Однажды утром тишина стала невыносимой. Я не могла больше слушать этот обманчивый покой, который нависал надо мной, как невидимое бремя. Она казалась такой вязкой и тяжёлой, будто стены квартиры стали шептаться за моей спиной, обсуждая меня, осуждая за слабость, наивность, за то, что я не смогла сохранить то, что когда-то было священным.
Я сидела на краю кровати, уставившись в экран телефона, на котором не было ни одного нового сообщения. Вдруг среди жуткой безмолвности я заметила знакомое имя, и в груди зашевелилось ощущение тепла. Аня. Моя подруга.
Мы не общались уже несколько недель. Пожалуй, я сама укрылась в своей скорби, как в старом, затрепаном пледе, боясь, что её добрый голос лишь усугубит мою боль. В глубине души я стыдилась своей разбитости, словно страдать – это было унизительно, как будто расплакаться перед кем-то было чем-то непозволительным.
Я долго смотрела на её имя, которое светилось в темноте моего смартфона, словно маяк. Пальцы сами потянулись к экрану, и в процессе я едва не нажала на кнопку «вызов», но тут же отдёрнула руку, словно она была на горячем утюге.
Что я скажу? Как объясню? С чего начать, когда в груди стерлась даже память о чём-то хорошем?
Но где-то внутри меня что-то шептало: «Позвони. Просто позвони. Пусть она узнает, что ты ещё жива».
Я, всё-таки, набрала номер.
Гудки звучали долго, я уже собиралась сбросить вызов, когда из трубки до меня донёсся её тёплый, несомненно знакомый голос: «Алло?»
На мгновение я застыла, комок в горле стал таким плотным, что мне казалось, я захлебнусь.
«Лен?» – окликнула она, и в её словах звучало такое тепло и человеческое участие, что слёзы полились из глаз, как неожиданно открывшийся шлюз.
– Ань… я не знаю, что делать, – выдавила я, всхлипывая в трубку. Вместо того чтобы объяснять, как мне плохо, как я умираю внутри, я прошептала о своей безысходности.

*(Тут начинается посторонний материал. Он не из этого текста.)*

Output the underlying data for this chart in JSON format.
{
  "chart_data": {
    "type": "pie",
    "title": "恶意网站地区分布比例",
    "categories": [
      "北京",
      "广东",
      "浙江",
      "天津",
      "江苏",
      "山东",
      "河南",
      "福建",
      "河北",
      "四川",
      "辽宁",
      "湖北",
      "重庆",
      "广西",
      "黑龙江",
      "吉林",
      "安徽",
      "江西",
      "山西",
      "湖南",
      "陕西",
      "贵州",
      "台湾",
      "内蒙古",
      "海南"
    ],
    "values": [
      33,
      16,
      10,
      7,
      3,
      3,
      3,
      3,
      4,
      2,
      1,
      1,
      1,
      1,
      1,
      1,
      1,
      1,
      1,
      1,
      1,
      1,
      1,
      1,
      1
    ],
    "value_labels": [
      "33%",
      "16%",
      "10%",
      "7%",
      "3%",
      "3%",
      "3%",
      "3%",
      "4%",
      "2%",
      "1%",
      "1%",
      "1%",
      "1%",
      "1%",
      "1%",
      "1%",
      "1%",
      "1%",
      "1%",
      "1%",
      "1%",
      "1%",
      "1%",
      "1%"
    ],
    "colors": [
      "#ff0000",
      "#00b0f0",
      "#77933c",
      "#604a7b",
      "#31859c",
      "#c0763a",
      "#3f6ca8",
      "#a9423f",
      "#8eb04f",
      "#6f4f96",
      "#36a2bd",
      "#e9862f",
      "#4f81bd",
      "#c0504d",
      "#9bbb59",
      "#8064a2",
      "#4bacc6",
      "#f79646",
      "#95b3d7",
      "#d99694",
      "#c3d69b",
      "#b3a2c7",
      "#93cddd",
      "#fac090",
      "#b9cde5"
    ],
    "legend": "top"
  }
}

– Я здесь, – ответила она.
Без вопросов, осуждений или глупых советов, только эти два слова, которые были как спасательный круг для утопающего. Я цеплялась за её голос, за её дыхание, за то, что где-то там, за стенами моей пустой квартиры, существует человек, который помнит о мне, которому не всё равно.
Я не помню, сколько мы говорили – может, полчаса, может, два часа. Я торопилась, перескакивала с одной темы на другую – сначала вспоминала, как всё вот это началось, как она была рядом, как я не замечала первых сигналов бедствия, как цеплялась за остатки любви, когда они уже не имели смысла. Я говорила о своей вине и стыде, о желании незаметно исчезнуть. Аня слушала.
Иногда молчала, иногда вставляла короткой: «Я тебя понимаю». Иногда просто дышала в трубку вместе со мной. И в этом дыхании я вдруг ощутила – я ещё есть. Я ещё жива, и кто-то другой тоже это понимает.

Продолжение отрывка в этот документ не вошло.